一、lxml 的安装
pip install lxml
二、使用 lxml 构建节点
from lxml import etree
if __name__ == '__main__':
# Element 用于构建 xml 文档结构的节点,
root = etree.Element("root")
# 查看类型
print(type(root))
# 将 Element 对象转换成字符串进行输出
print(etree.tostring(root))
lxml 的绝大多数功能都集中到了 etree 子模块中,在使用的时候需要导入。
三、添加 Element 节点中的属性和内容
from lxml import etree
if __name__ == '__main__':
# Element 用于构建 xml 文档结构的节点,
root = etree.Element("root")
# 查看类型
print(type(root))
# 将 Element 对象转换成字符串进行输出
print(etree.tostring(root))
# 添加节点的文本内容
root.text = "abc"
print(etree.tostring(root))
# 向节点中添加属性
root.set("class", "active")
print(etree.tostring(root))
执行结果
<class 'lxml.etree._Element'>
b'<root/>'
b'<root>abc</root>'
b'<root class="active">abc</root>'
四、使用 lxml 构建带有属性的节点
from lxml import etree
if __name__ == '__main__':
# Element 构造函数的第一个参数是标签名称,第二个参数的类型是字典类型,代表的是插入的属性。

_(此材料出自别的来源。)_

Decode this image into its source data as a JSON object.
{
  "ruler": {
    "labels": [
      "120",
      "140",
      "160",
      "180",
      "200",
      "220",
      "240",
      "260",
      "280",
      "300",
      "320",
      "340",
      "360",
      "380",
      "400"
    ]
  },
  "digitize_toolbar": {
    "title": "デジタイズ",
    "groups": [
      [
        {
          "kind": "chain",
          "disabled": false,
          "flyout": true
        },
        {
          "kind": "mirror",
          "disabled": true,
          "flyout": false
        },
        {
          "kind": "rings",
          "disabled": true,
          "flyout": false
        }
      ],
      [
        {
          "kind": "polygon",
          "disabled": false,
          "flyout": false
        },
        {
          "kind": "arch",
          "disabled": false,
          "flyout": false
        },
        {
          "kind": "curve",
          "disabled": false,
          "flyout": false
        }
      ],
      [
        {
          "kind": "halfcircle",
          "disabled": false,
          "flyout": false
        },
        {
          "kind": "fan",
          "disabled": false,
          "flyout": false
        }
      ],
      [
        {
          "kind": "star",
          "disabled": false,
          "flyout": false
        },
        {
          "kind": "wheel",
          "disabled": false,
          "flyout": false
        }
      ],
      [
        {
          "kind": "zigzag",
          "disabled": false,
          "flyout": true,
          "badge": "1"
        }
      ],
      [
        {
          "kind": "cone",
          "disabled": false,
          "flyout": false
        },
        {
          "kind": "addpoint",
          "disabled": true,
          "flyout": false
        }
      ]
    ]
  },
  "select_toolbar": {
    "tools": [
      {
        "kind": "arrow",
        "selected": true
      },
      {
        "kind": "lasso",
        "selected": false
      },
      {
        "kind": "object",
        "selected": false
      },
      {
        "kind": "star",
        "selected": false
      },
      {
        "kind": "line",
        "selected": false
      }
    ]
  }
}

child1 = etree.Element("child1", {"style":"font-size:18px"})
print(etree.tostring(child1))
child1 = etree.Element("child1", {"style":"font-size:18px", "class":"deactive"})
print(etree.tostring(child1))
五、修改标签名称
from lxml import etree if __name__ == '__main__': child1 = etree.Element("child1", {"style":"font-size:18px", "class":"deactive"}) print(etree.tostring(child1)) child1.tag = "child" print(etree.tostring(child1))
执行结果:
b'<child1 style="font-size:18px" class="deactive"/>'
b'<child style="font-size:18px" class="deactive"/>'
六、元素和标签的区别
个人理解:在很多地方,两个代表的意思是相同的。但是真实情况是 元素 = 标签 + 属性。
七、向节点中插入子节点
# 向节点中插入子节点
from lxml import etree
if __name__ == '__main__':
tree = etree.Element("root")
# 方式1,先创建一个节点,然后使用 append 追加
child1 = etree.Element("child1")
tree.append(child1)
print(etree.tostring(tree))
# 方式2、使用etree.SubElement 插入
etree.SubElement(tree, "child2")
print(etree.tostring(tree))
执行结果
b'<root><child1/></root>'
b'<root><child1/><child2/></root>'
八、练习1
利用lxml 库相关的函数构造如下形式的元素
<root>
<child1/>
<child2/>
<child3/>
</root>
from lxml.etree import Element
from lxml.etree import tostring
from lxml.etree import SubElement
if __name__ == '__main__':
root = Element("root")
child1 = Element("child1")
child2 = Element("child2")
child3 = Element("child3")
root.append(child1)
root.append(child2)
root.append(child3)
print(tostring(root))
from lxml.etree import Element
from lxml.etree import tostring
from lxml.etree import SubElement
if __name__ == '__main__':
root = Element("root")
SubElement(root, "child1")
SubElement(root, "child2")
SubElement(root, "child3")
print(tostring(root))
九、练习2
利用lxml 库相关的函数构造如下形式的元素
<root>
<child1 class="a">a</>
<child2 class="b">b</>
<child3 class="c">c</>
</root>
from lxml.etree import Element
from lxml.etree import tostring
from lxml.etree import SubElement
if __name__ == '__main__':
root = Element("root")
child1 = Element("child1", {"class":"a"})
child1.text = "a"
child2 = Element("child2", {"class": "b"})
child2.text = "b"
child3 = Element("child3", {"class": "c"})
child3.text = "c"
root.append(child1)
root.append(child2)
root.append(child3)
print(tostring(root))
from lxml.etree import Element
from lxml.etree import tostring
from lxml.etree import SubElement
if __name__ == '__main__':
root = Element("root")
child1 = Element("child1")
child1.text = "a"
child1.set("class", "a")
child2 = Element("child2")
child2.text = "b"
child2.set("class", "b")
child3 = Element("child3")
child3.text = "c"
child3.set("class", "c")
root.append(child1)
root.append(child2)
root.append(child3)
print(tostring(root))